[gst-devel] Text rendering

Sun Feb 20 06:10:10 CET 2005

Dnia 20-02-2005, nie o godzinie 13:26 +0100, Gergely Nagy napisał:
> > > Anyway, for fancy effects (think not only in colors, but textures too),
> > > the approach outlined here will work fine, I guess.
> > 
> > In a word, no. It's not gonna work for subtitles at all (even simple
> > colouring of different lines in different colours will be difficult, and
> > individually coloured letters will be downright impossible).
> 
> For this, I imagined that the text description would include color markup
> and such. The text renderer would ignore that, and there would be another
> element, which would set up the coloring layer.

Ugh.
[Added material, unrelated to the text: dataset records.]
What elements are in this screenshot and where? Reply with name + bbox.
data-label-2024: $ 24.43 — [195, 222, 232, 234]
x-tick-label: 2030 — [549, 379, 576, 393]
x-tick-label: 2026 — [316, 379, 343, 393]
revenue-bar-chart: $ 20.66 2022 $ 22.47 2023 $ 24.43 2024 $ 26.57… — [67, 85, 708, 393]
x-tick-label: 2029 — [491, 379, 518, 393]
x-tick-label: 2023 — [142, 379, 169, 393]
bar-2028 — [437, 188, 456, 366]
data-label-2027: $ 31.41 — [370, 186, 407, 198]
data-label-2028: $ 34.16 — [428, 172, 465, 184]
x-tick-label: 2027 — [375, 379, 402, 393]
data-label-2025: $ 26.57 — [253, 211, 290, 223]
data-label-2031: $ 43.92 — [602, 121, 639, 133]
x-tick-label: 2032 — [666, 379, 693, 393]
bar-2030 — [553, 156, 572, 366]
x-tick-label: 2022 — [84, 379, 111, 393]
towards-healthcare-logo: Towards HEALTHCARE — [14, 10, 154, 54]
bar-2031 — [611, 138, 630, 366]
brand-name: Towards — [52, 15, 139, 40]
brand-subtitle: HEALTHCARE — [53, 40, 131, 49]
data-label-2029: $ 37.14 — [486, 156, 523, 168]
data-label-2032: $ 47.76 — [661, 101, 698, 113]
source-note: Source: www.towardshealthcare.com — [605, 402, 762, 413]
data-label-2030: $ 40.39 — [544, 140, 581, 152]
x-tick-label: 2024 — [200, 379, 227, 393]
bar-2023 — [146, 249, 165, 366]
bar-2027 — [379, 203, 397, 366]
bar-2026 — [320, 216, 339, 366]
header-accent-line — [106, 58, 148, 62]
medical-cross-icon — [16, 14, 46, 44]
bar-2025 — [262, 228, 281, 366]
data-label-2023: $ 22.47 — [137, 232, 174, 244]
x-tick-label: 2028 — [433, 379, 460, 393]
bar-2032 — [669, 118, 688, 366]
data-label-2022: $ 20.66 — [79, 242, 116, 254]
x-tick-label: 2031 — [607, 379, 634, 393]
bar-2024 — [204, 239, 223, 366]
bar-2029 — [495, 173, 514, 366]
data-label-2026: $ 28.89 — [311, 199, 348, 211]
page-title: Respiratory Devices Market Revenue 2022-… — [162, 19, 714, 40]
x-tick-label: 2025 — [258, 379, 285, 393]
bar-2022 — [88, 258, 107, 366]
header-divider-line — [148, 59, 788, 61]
Now, totally trivial (not at all, but it gives very good idea about
what's needed) and really basic (ie, if we don't have it, we have can as
well have no formatted subtitles at all) example: karaoke text. In the
simplest case it looks like this:

Some more or less interesting lyrics here
----------------------^
[Already sung colour] | [Yet to be sung colour]

^ represents "cursor" -- point where already sung and yet-to-be-sung
colours meet. Note it's not between chars, but in the middle of char --
if there's "I looooooooooooooove you" sung, you'll end with "o" in
"love" slowly shifting left-to-right from one colour into another.
That's basic case, but already fairly complicated with your design. And
now for a bit of real life: the characters will jump, twirl, shrink,
enlarge, flash and pounce as cursor passes by them. I'm not making this
up, that's just a small sample of effects you'll see in any random anime
fansub. I can't imagine any way to do that with text renderer "ignoring"
colour markup.

> Something like:
> 
>                                     +---------------+
> +-------------+ application/        | Text renderer |
> | Sub. parser |------------------+--+---------------+---+-------+
> +-------------+ x-gst-subtitles  |                      | Image |
>                                  |                      | mixer |
>                                  +--+---------------+---+---+---+
>                                     | Color-layer   |       |
>                                     | renderer      |       |
>                                     +---------------+       |
>                                                            /
>                                                           /
> +--------------+                       +-----------------+
> | Video source |-----------------------+ Image mixer     |
> +--------------+                       +-------+---------+
>                                                |
>                                        +-----------------+
>                                        | Video out       |
>                                        +-----------------+
> 
> This means a bit moe elements, but these elements would be simple. I like
> simple elements, that do only one tiny little thing.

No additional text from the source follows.